SPATIOTEMPORAL FMRI NETWORK DYNAMICS ​IN THE PIGEON (<EM>COLUMBA LIVIA)</EM>

A recent advance in functional magnetic resonance imaging (fMRI) concerns the investigation of temporal dynamics in spontaneous resting-state activity. In mammals, it has been observed that resting-state is governed by a limited number of recurring states reflecting the coactivation of resting-state networks. Whether this extends to non-mammalian species remains unclear. Birds offer a unique opportunity to address this question, as their cognitive abilities, especially those of parrots and corvids, rival primates. Even pigeons match macaques in domains such as short-term memory, numerical competence and orthographic processing. Taken together, birds can serve as a highly informative animal model to study cognition.

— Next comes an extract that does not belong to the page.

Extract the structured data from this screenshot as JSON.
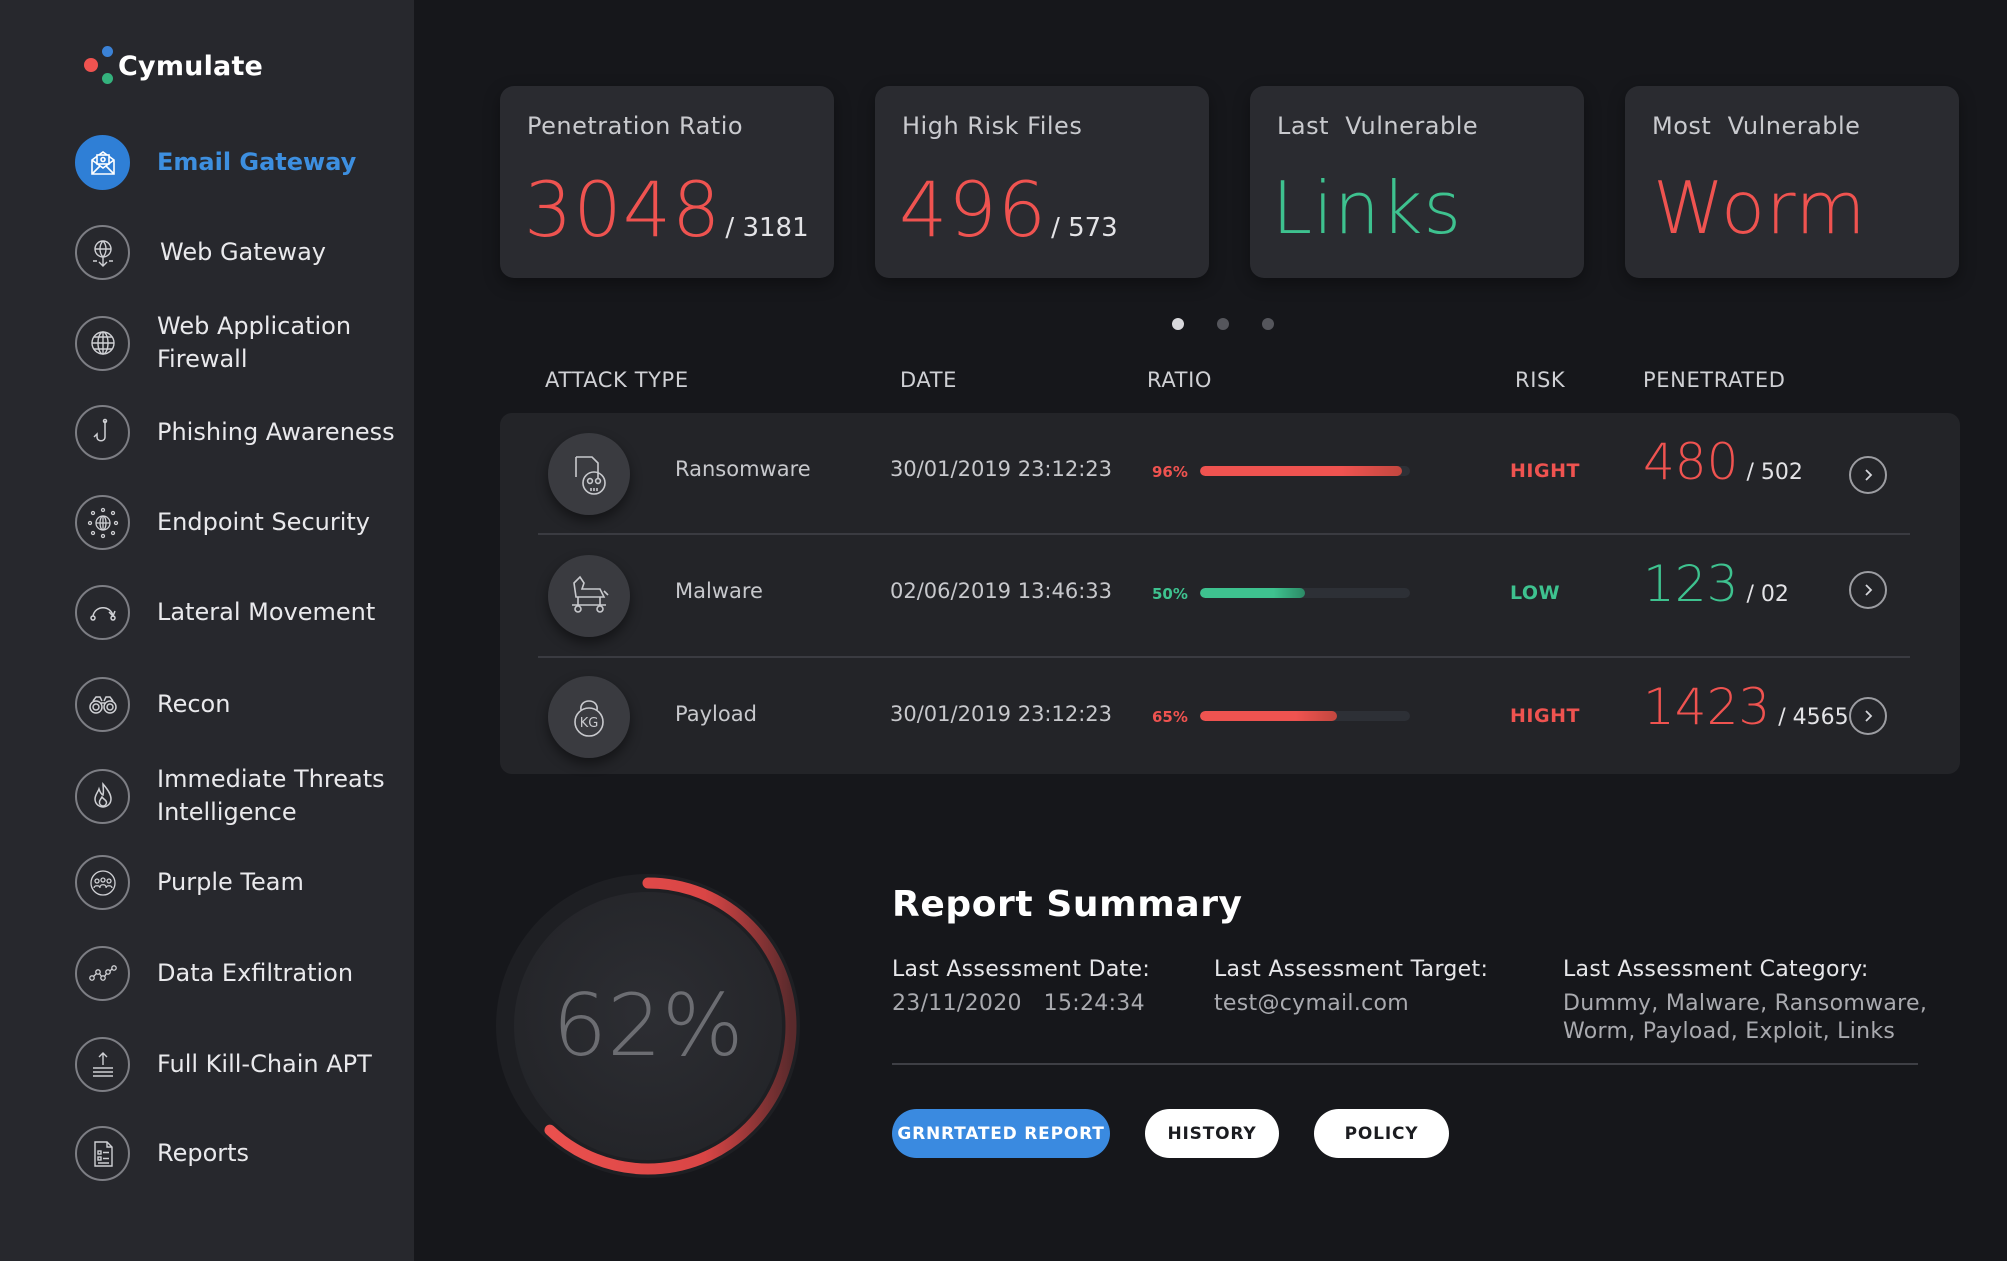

However, resting-state fMRI in pigeons was long considered unfeasible due to air cavities in the skull which compromises gradient echo EPI sequences. This work presents not only a solution but, for the first time, also investigates temporal dynamics in the resting avian brain via framewise clustering. Resting-state fMRI data from ten awake pigeons, acquired at 7T, revealed a set of recurring network states at both subject and group level, some of which showed antagonistic relationships. Only certain states were linked to specific phases of the global signal, whereas others were not. Analysing state transitions showed that some states transitioned to specific other states more often than expected by chance, indicating preferred transition sequences. Overall, this work introduces a reliable method for resting-state fMRI in pigeons and demonstrates that, similar to mammals, the avian brain at rest is organised around a limited number of network states with distinct temporal dynamics.